Die weiteste Auswärtsfahrt (rund 400 Kilometer einfach) der Saison steht an. Die Handballer des SV 08 Auerbach müssen am Samstag zum LHC Cottbus, Mitaufsteiger und derzeitig Tabellenletzter der 3. Liga Ost. Anpfiff in der Lausitz-Arena ist um 19 Uhr.

Die Mannschaft um Spielertrainer Tobias Wannenmacher muss eine hohe Hürde überwinden, höher als mancher vermuten mag. "Sieht man sich die Tabelle an, sind wir diesmal zwar in der Favoritenrolle, wir werden allerdings auf gar keinen Fall den Fehler machen, die Mannschaft zu unterschätzen", sagten die Verantwortlichen unter der Woche. Der LHC Cottbus liegt mit sieben Pluspunkten abgeschlagen auf dem letzten Tabellenplatz und steht gemeinsam mit der HSG Pohlheim bereits als Absteiger in die Oberliga fest.

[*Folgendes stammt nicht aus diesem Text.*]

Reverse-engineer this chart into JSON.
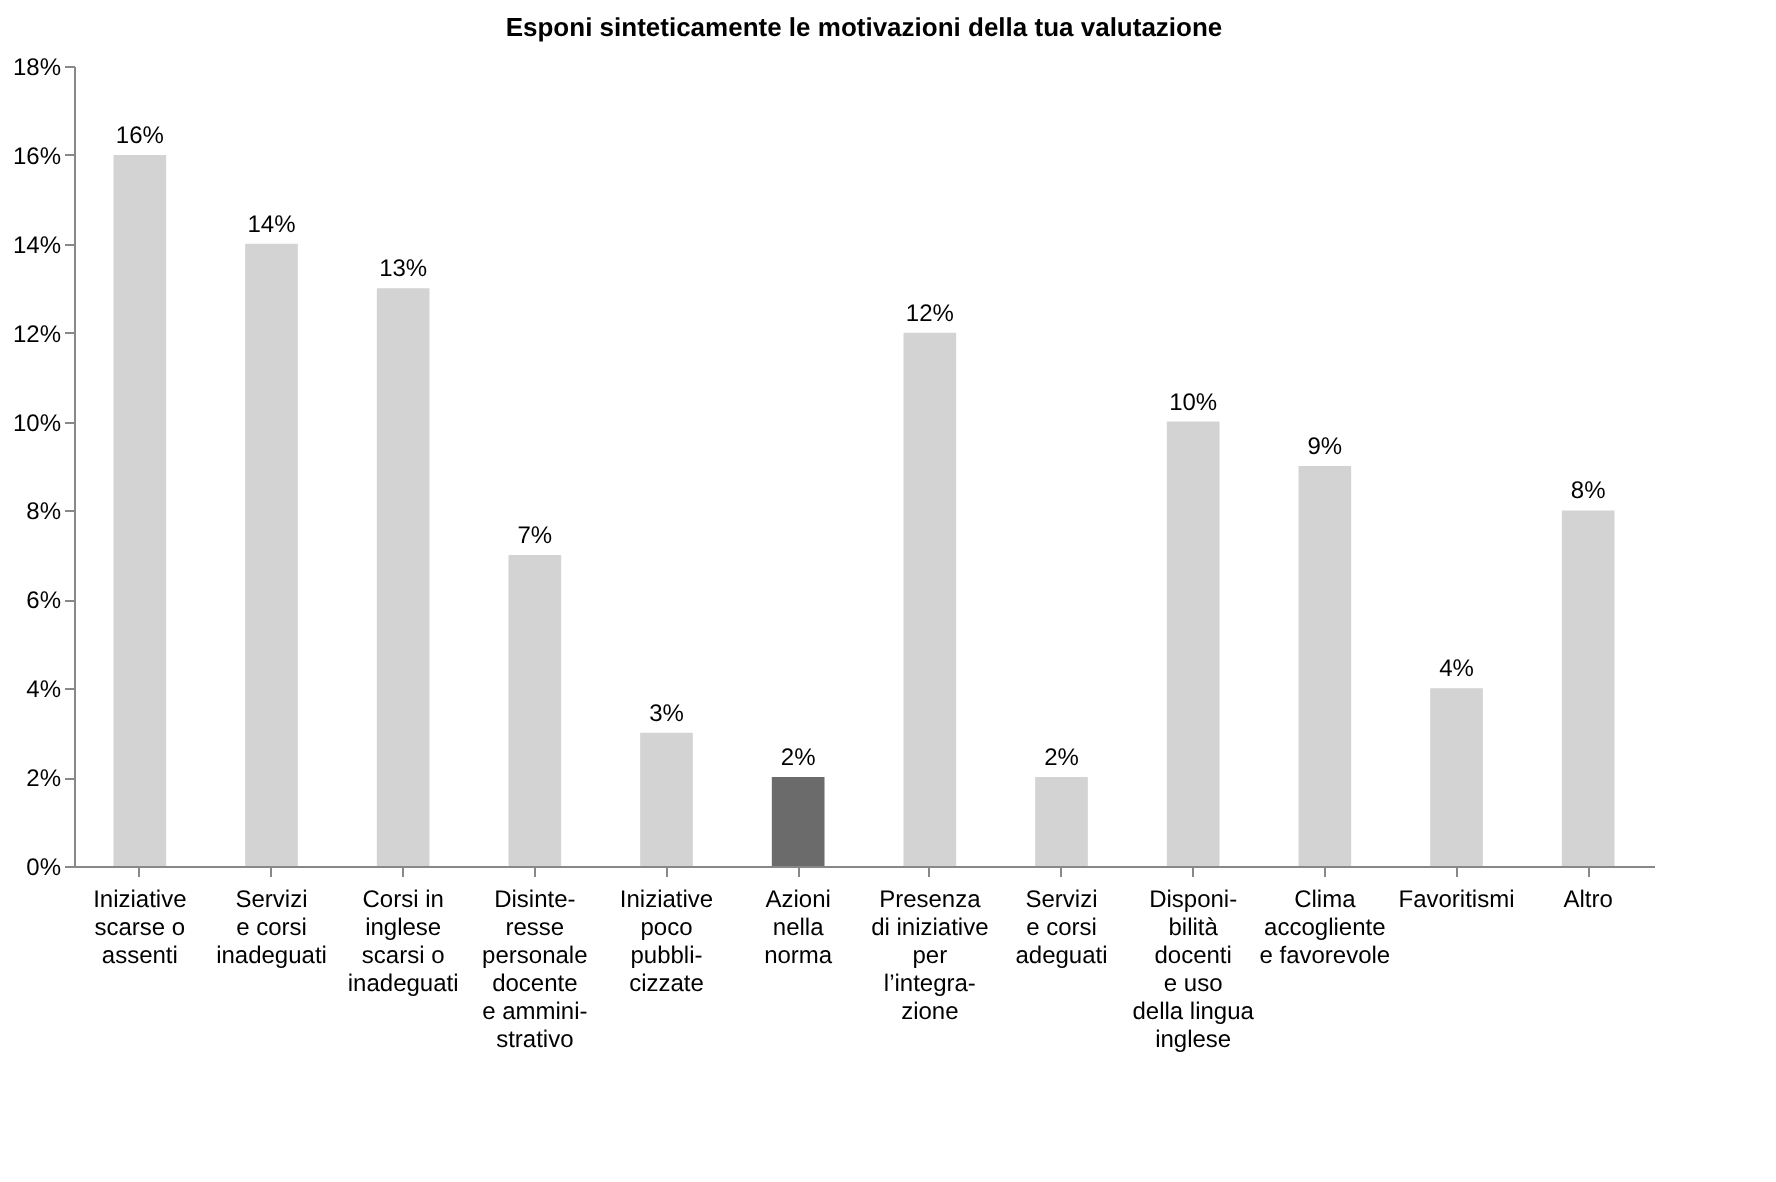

Vor allem zu Beginn der Saison musste das Team um Trainer Marcel Linge recht deutliche Niederlagen hinnehmen und steckt seither im Keller der Tabelle fest. Auch wenn sich die Anzahl der verlorenen Spiele im Laufe der Saison auf inzwischen 21 erhöht hat, so ist doch anhand der relativ knappen Ergebnisse festzustellen, dass sich alle Gegner sehr schwer getan haben mit den Lausitzern. Zudem ließen Unentschieden zu Hause gegen Dessau und Bernburg und vor allem ein 20:18-Sieg gegen den HSC 2000 Coburg, damals noch einer der heißesten Aufstiegskandidaten, die gesamte Liga aufhorchen.
Auch der SV 08 Auerbach konnte sich im Hinspiel gegen dieses junge Team nur knapp mit 36:34 durchsetzen. Dabei tritt die Mannschaft sehr geschlossen auf und strahlt von jeder Position Torgefahr aus. Rückraumschützen wie Nick Widera (114 Tore) oder Robert Takev (80 Tore) sind ebenso in der Torschützenliste zu finden wie Kreisläufer Robert Michling (80 Tore), Rechtsaußen Johannes Trupp (79 Tore) und Linksaußen Robert Schulze (49 Tore). Es wird also für die Oberpfälzer nicht so leicht, wie es auf den ersten Blick aussieht.

"Das Spiel ist eines unserer wichtigsten in der gesamten Saison", erklärte Co-Trainer Manfred Eichenmüller. "Und möglicherweise auch eines der schwersten. Cottbus hat als Absteiger nichts mehr zu verlieren, kann befreit aufspielen und seinem Publikum zeigen, wozu es fähig ist. Wir wären nicht die ersten, die Probleme bei einem Tabellenletzten bekämen. Wie man allerdings in den letzten beiden Partien gesehen hat, ist sich unsere Mannschaft ihrer Lage vollkommen bewusst." Eichermüller weiter: "Es gibt zwar die eine oder andere Blessur im Team, es werden sich aber alle aufraffen und ihr Bestes geben. Ein Klassenerhalt ist für uns nur realistisch, wenn wir auch in Cottbus punkten."

SV 08 Auerbach: Tor: Adam, Walzik. Feld: Tannenberger, Ma. Werner, Weiss, Hofmann, Mi. Werner, Bader, Hackenberg, Wannenmacher, Schnödt, Reger, Schmidtke, Schöttner.